As CEBs – Comunidades Eclesiais de Base da Região Episcopal Brasilândia, junto à Diocese de Santo André realizarão nos dias 5, 6 e 7 de setembro a Romaria a Pé. Em sua 12° edição, a romaria caminha pelos bairros da periferia até o centro de São Paulo, denunciando as injustiças que seu povo vive e se organizando para a garantia dos direitos já conquistados.

11° Romaria a Pé
11° Romaria a Pé

A Romaria a Pé começa neste sábado (05/09), às 8h da manhã, e parte da Comunidade Deus Pai dos Humildes, que fica em Perus. Ao longo do dia, os romeiros, cerca de 120 pessoas, passarão pelas comunidades Nossa Senhora Aurora (Jaraguá), Santo Antonio de Pádua (Parque Nações Unidas), Santo Antonio de Taipas (Taipas), Santo Expedito (Jardim Damasceno), Comunidade Nossa Senhora das Dores e Cristo Ressuscitado que está localizada no Jardim Ladeira Rosa. Nesta comunidade os romeiros terão o jantar e a pernoite.

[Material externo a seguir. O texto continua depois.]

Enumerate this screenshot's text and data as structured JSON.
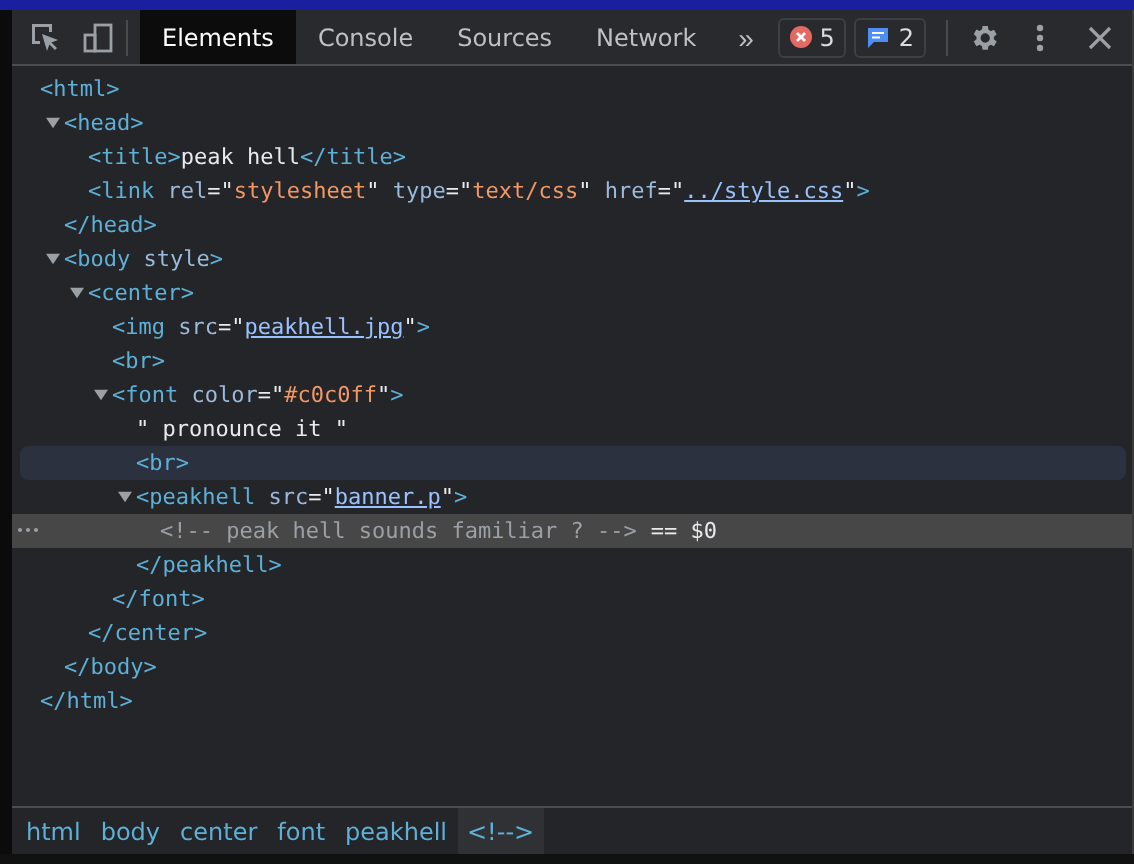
{
  "toolbar": {
    "tabs": [
      {
        "label": "Elements",
        "selected": true
      },
      {
        "label": "Console",
        "selected": false
      },
      {
        "label": "Sources",
        "selected": false
      },
      {
        "label": "Network",
        "selected": false
      }
    ],
    "more_tabs": "»",
    "error_count": "5",
    "message_count": "2"
  },
  "tree": [
    {
      "open": [
        {
          "kind": "tag",
          "text": "<html>"
        }
      ],
      "close": "</html>",
      "hovered": false,
      "selected": false,
      "children": [
        {
          "open": [
            {
              "kind": "tag",
              "text": "<head>"
            }
          ],
          "close": "</head>",
          "expanded": true,
          "hovered": false,
          "selected": false,
          "children": [
            {
              "open": [
                {
                  "kind": "tag",
                  "text": "<title>"
                },
                {
                  "kind": "text",
                  "text": "peak hell"
                },
                {
                  "kind": "tag",
                  "text": "</title>"
                }
              ],
              "hovered": false,
              "selected": false
            },
            {
              "open": [
                {
                  "kind": "tag",
                  "text": "<link"
                },
                {
                  "kind": "attr",
                  "text": " rel"
                },
                {
                  "kind": "punct",
                  "text": "=\""
                },
                {
                  "kind": "value",
                  "text": "stylesheet"
                },
                {
                  "kind": "punct",
                  "text": "\""
                },
                {
                  "kind": "attr",
                  "text": " type"
                },
                {
                  "kind": "punct",
                  "text": "=\""
                },
                {
                  "kind": "value",
                  "text": "text/css"
                },
                {
                  "kind": "punct",
                  "text": "\""
                },
                {
                  "kind": "attr",
                  "text": " href"
                },
                {
                  "kind": "punct",
                  "text": "=\""
                },
                {
                  "kind": "link",
                  "text": "../style.css"
                },
                {
                  "kind": "punct",
                  "text": "\""
                },
                {
                  "kind": "tag",
                  "text": ">"
                }
              ],
              "hovered": false,
              "selected": false
            }
          ]
        },
        {
          "open": [
            {
              "kind": "tag",
              "text": "<body"
            },
            {
              "kind": "attr",
              "text": " style"
            },
            {
              "kind": "tag",
              "text": ">"
            }
          ],
          "close": "</body>",
          "expanded": true,
          "hovered": false,
          "selected": false,
          "children": [
            {
              "open": [
                {
                  "kind": "tag",
                  "text": "<center>"
                }
              ],
              "close": "</center>",
              "expanded": true,
              "hovered": false,
              "selected": false,
              "children": [
                {
                  "open": [
                    {
                      "kind": "tag",
                      "text": "<img"
                    },
                    {
                      "kind": "attr",
                      "text": " src"
                    },
                    {
                      "kind": "punct",
                      "text": "=\""
                    },
                    {
                      "kind": "link",
                      "text": "peakhell.jpg"
                    },
                    {
                      "kind": "punct",
                      "text": "\""
                    },
                    {
                      "kind": "tag",
                      "text": ">"
                    }
                  ],
                  "hovered": false,
                  "selected": false
                },
                {
                  "open": [
                    {
                      "kind": "tag",
                      "text": "<br>"
                    }
                  ],
                  "hovered": false,
                  "selected": false
                },
                {
                  "open": [
                    {
                      "kind": "tag",
                      "text": "<font"
                    },
                    {
                      "kind": "attr",
                      "text": " color"
                    },
                    {
                      "kind": "punct",
                      "text": "=\""
                    },
                    {
                      "kind": "value",
                      "text": "#c0c0ff"
                    },
                    {
                      "kind": "punct",
                      "text": "\""
                    },
                    {
                      "kind": "tag",
                      "text": ">"
                    }
                  ],
                  "close": "</font>",
                  "expanded": true,
                  "hovered": false,
                  "selected": false,
                  "children": [
                    {
                      "open": [
                        {
                          "kind": "text",
                          "text": "\" pronounce it \""
                        }
                      ],
                      "hovered": false,
                      "selected": false
                    },
                    {
                      "open": [
                        {
                          "kind": "tag",
                          "text": "<br>"
                        }
                      ],
                      "hovered": true,
                      "selected": false
                    },
                    {
                      "open": [
                        {
                          "kind": "tag",
                          "text": "<peakhell"
                        },
                        {
                          "kind": "attr",
                          "text": " src"
                        },
                        {
                          "kind": "punct",
                          "text": "=\""
                        },
                        {
                          "kind": "link",
                          "text": "banner.p"
                        },
                        {
                          "kind": "punct",
                          "text": "\""
                        },
                        {
                          "kind": "tag",
                          "text": ">"
                        }
                      ],
                      "close": "</peakhell>",
                      "expanded": true,
                      "hovered": false,
                      "selected": false,
                      "children": [
                        {
                          "open": [
                            {
                              "kind": "comment",
                              "text": "<!-- peak hell sounds familiar ? -->"
                            }
                          ],
                          "marker": "== $0",
                          "hovered": false,
                          "selected": true
                        }
                      ]
                    }
                  ]
                }
              ]
            }
          ]
        }
      ]
    }
  ],
  "breadcrumbs": [
    {
      "label": "html",
      "selected": false
    },
    {
      "label": "body",
      "selected": false
    },
    {
      "label": "center",
      "selected": false
    },
    {
      "label": "font",
      "selected": false
    },
    {
      "label": "peakhell",
      "selected": false
    },
    {
      "label": "<!-->",
      "selected": true
    }
  ]
}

No domingo (06/09) pela manhã, a Romaria recomeça com a reza do terço na Igreja Matriz, da paróquia Nossa Senhora Aparecida de Vila Souza, com o Padre Marcio Clay Chen e a comunidade local. Depois da oração, os romeiros seguem em sentido à Paróquia Nossa Senhora das Angustia, na Vila dos Ferroviários.

Por volta das 11h, os romeiros estarão no Largo do Paissandu e de lá seguirão para Largo São Francisco, onde será servido almoço. À tarde se concentram no Pátio do Colégio e seguem para a Casa de Oração do Povo de Rua, onde será realizada uma celebração, o jantar e a pernoite. Antes porém, um breve, porém, valioso convívio com os moradores em situação de rua.

Já na segunda-feira, dia da Independência (07/09), os romeiros partem para a Catedral da Sé. Participarão da celebração das 8h da manhã e em seguida unirão seus gritos, aos demais, de toda a São Paulo e do Brasil, e caminham da Praça da Sé até o Monumento do Ipiranga.

Com o tema: Vida em primeiro lugar. A força da transformação está na organização popular, o Grito em São Paulo, está em sua 11° edição. Em nível nacional, esta é a 15° Vez que as pastorais sociais, movimentos populares, trabalhadores/as, excluídos e excluídas, se unem e gritam por melhores e dignas condições de vida, por emprego, salário, moradia, terra e a garantia dos direitos, contra a criminalização dos movimentos sociais.